January offers a good time to discipline ourselves. One area worth our attention is reading good books. Before the modern era, people viewed the reading of good literature as a means of learning and raising virtue, or morals. Today we often think of reading as just another form of entertainment.
For years I've heard the saying, "Leaders are readers." I've read the advice numerous times from ministry and corporate pastors and executives that leaders of people and organizations should set aside one hour a day for reading.
In our day, most people tend to bow to the idol of the television for hours a week. Why not lose 30 minutes a day of t.v. time and instead dig into a good book?
In her excellent book On Reading Well, Karen Prior writes, " [I]t is not enough to read widely. One must read virtuously. The word virtue has various shades of meaning . . . , but in general, virtue can most simply be understood as excellence. Reading well is, in itself, an act of virtue, or excellence, and it is also a habit that cultivates more virtue in return."

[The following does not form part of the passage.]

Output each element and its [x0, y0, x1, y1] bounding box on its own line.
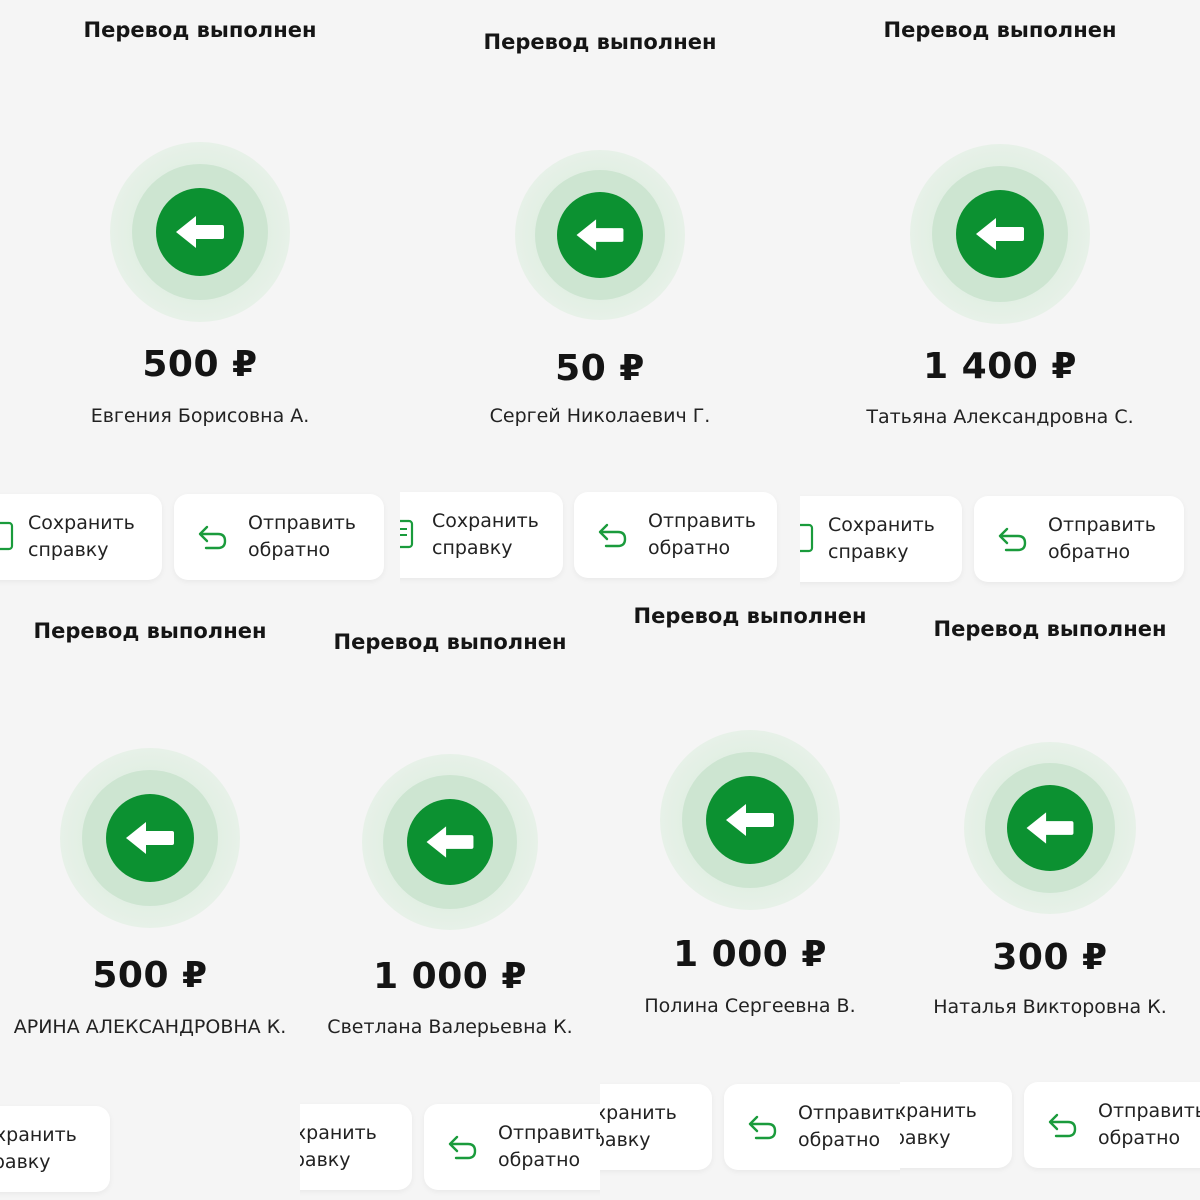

C. S. Lewis warned that childhood and adolescent boys left to their own tastes and preferences will always choose low. In our day that means, boys left to choose their own reading will always choose superheroes, potty humor, and generally sarcastic material (ever heard of Diary of a Wimpy Kid?). Our children need parents guiding them into good, virtuous literature. In classical education, that means digging into classic literature written well that extols the best of the human experience.
Prior explains in On Reading Well that we can improve our character by listening to and obeying God---as well as by reading and studying great authors. Prior introduces courage via Huckleberry Finn; justice in A Tale of Two Cities; faith as portrayed in Silence; chastity as seen in Ethan Frome; patience in Persuasion; and so on. Discover what virtues look like and where vice leads.
I gave a copy this Christmas to my two oldest children and am reading my own as well.